FAUTE PERSONNELLE ET FAUTE DE SERVICE

Le décès d’un citoyen de la ville de Mbagne, suite au tir d’un soldat et le comportement d’un agent du groupement de la sécurité routière humiliant des citoyens, alimentent depuis quelques jours des débats houleux qui semblent ressusciter les démons de la division. Les deux incidents récents au centre desquels se trouvent les forces armées et de sécurité remettent à l’ordre du jour la nécessité de la détermination des responsabilités et du respect du droit qui constitue le socle sur lequel est fondée la république. Plus que la couleur de la victime ou celle de l’auteur de l’acte, la détermination des responsabilités et la justice pour les ayants droits de la victime importent plus.

Dans le cadre des fautes commises par les agents de l’état, nous ne pouvons plus rester au niveau de “l’irresponsabilite de la puissance publique” et de “la raison d’état”, des principes du droit désuets et révolus tout comme le fait de laisser à la diligence du juge de déterminer s’il y a une faute de service “caracterisée” ou “lourde” pour engager la responsabilité de la puissance publique.
Dans le cas de ce qu’on peut convenir d’appeler “l’affaire de Mbagne” à qui incombe la faute? Dans le cas d’espèce, il n y a que deux alternatives: soit le soldat a tiré de sa propre initiative et dans ce cas, sa responsabilité personnelle est engagée et l’on est en droit d’en déduire que la responsabilité de l’administration ne peut être engagée; soit il a recu des consignes particulières l’autorisant à faire usage de son arme à feu et dans sa cas, la responsabilité de l’acte reviendrait à celui qui a défini et donné les consignes de tir.

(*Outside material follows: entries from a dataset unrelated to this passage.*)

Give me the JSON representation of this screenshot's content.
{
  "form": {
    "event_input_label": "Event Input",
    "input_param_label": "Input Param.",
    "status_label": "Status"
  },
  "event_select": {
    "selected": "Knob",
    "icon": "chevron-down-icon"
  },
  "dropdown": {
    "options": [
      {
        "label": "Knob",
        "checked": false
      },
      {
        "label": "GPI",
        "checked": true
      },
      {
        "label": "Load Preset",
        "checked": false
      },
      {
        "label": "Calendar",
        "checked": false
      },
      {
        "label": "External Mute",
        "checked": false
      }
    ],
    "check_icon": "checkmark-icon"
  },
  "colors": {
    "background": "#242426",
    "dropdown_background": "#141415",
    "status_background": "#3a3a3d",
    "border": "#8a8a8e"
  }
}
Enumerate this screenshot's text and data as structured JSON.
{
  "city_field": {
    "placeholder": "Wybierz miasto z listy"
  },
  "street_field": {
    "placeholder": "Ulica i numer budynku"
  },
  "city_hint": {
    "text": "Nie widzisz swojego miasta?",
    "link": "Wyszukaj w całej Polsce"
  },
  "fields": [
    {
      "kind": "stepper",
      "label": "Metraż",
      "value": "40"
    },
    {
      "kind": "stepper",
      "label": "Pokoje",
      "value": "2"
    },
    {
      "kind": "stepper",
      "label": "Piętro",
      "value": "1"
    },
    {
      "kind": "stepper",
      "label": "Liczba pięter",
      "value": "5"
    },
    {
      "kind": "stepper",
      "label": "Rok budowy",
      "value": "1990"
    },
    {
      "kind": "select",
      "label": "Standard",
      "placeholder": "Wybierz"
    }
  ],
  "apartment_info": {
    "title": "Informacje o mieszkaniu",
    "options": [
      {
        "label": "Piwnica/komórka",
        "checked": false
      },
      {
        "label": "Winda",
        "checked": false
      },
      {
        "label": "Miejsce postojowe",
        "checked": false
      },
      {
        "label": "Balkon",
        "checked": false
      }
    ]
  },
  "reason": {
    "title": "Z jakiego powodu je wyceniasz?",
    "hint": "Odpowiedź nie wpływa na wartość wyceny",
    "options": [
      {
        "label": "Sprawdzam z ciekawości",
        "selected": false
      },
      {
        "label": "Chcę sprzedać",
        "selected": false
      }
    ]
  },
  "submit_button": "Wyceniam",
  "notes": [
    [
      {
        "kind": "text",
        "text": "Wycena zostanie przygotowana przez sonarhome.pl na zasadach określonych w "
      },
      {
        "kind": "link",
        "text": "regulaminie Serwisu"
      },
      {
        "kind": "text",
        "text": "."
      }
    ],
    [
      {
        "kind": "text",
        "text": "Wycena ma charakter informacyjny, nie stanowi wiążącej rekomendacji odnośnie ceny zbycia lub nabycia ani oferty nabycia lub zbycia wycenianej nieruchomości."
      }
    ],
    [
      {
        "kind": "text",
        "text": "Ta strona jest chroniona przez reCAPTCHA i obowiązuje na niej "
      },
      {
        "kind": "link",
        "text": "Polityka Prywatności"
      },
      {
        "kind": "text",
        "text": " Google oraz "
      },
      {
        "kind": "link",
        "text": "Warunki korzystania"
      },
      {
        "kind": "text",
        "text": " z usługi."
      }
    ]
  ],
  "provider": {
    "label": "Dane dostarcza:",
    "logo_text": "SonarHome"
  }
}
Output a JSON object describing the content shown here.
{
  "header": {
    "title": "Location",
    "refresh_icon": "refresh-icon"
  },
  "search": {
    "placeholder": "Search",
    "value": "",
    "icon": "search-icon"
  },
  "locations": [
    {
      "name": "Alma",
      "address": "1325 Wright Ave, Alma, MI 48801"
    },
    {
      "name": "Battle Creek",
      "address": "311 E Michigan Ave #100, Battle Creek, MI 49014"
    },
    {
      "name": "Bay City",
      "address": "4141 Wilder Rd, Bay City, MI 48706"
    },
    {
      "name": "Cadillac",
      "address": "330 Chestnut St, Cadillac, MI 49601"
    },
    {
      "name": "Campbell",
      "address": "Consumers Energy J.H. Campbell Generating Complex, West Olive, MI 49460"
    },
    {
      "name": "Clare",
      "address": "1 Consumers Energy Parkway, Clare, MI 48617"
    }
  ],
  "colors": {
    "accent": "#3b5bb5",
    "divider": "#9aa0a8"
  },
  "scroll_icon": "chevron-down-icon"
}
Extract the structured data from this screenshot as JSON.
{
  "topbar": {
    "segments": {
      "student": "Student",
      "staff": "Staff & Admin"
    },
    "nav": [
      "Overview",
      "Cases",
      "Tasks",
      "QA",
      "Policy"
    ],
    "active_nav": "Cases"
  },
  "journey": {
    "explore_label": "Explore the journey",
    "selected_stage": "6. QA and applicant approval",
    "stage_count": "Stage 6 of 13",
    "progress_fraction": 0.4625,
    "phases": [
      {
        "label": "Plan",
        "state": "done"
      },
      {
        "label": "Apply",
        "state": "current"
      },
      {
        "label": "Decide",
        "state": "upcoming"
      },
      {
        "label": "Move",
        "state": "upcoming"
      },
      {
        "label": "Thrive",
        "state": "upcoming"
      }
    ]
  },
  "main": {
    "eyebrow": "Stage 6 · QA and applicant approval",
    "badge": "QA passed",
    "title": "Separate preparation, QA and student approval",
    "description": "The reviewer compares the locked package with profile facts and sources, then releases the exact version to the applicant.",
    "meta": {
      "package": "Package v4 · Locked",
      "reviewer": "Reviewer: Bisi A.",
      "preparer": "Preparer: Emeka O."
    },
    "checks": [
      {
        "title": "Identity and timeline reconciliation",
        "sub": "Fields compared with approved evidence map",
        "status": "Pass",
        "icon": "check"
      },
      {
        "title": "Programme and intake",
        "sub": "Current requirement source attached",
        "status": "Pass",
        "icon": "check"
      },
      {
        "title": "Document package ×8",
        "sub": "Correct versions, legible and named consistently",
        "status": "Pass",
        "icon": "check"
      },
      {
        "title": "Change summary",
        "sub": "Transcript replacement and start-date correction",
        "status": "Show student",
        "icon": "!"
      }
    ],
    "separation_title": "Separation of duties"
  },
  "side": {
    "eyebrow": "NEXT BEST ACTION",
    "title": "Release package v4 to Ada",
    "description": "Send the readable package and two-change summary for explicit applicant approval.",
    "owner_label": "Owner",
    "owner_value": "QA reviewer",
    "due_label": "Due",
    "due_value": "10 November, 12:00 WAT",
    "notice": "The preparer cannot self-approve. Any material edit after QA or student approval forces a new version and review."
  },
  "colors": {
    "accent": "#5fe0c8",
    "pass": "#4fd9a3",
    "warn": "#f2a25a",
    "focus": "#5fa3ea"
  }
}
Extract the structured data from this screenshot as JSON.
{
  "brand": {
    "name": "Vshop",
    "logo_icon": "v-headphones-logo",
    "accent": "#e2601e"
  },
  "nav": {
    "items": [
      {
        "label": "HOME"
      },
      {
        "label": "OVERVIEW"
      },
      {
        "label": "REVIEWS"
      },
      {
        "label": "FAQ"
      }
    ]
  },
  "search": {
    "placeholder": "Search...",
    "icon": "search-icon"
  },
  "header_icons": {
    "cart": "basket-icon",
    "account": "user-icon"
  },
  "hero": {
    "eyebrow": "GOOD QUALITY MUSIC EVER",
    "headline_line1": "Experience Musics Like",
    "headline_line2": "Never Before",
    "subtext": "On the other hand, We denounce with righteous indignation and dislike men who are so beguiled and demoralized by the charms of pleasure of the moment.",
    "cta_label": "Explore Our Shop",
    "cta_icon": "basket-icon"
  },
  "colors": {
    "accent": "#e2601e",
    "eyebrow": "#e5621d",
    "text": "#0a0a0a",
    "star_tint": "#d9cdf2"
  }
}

Si la cause directe et matérielle est la faute du soldat, elle n’a pourtant pu être rendue possible que par la faute de la puissance publique, incarnée par le Chef dEtat-major Général des Armées. En effet, le soldat est en service commandé, il est doté d’une arme à feu avec des balles réelles pour en faire usage au besoin. Seulement ces dispositions péexistaient dans le cadre d’un engagement armé éventuel. Or au moment de l’incident de Mbagne, le soldat agissait dans le cadre d’un maintien de l’ordre. L’existence donc de cette faute de service est suffisante pour engager la responsabilité de l’état. Le dommage est dû à la concomittamce de deux faits distincts, la faute de service et la faute personnelle. La responsabilité du service est liée au simple “défaut de surveillance” qui a permis la faute personnelle. Il y a donc cumul des responsabilités résultant d’une seule et même faute. Selon la jurisprudence sur la théorie de la faute personnelle et de la faute de service, “la faute personnelle de l’agent fait présumer le fonctionnement défectueux du service” entrainant d’office la responsabilité de l’état si la faute personnelle “n’est pas dépourvue de tout lien avec le service”.


La jurisprudence administrative est riche en exemples engageant la responsabilité de l’état par des fautes causées par ses agents ou par ses moyens. Le décès d’un malade causé par la négligence d’un infirmier engage la responsabilité de l’état. L’accident provoqué par un conducteur militaire utilisant la voiture de service a des fins personnelles engage la responsabilité de l’état. Le meurtre d’un citoyen par un groupe de militaires qui avaient irrégulièrement quitté la caserne engage la responsabilité de l’état, le meurtre ayant été rendu possible par la mauvaise organisation et la discipline insuffisante. Un larcin commis par une recrue militaire ayant quitté irrégulieèrement le cantonnement engage la responsabilité de l’état.
Or, dans le cas ou le cumul des responsabilités est établi, seul la puissance publique incarnée le Chef d’Etat-major Général des Armées est responsible vis-à-vis des juridictions conformément aux lois en vigueur relatives à la justice militaire.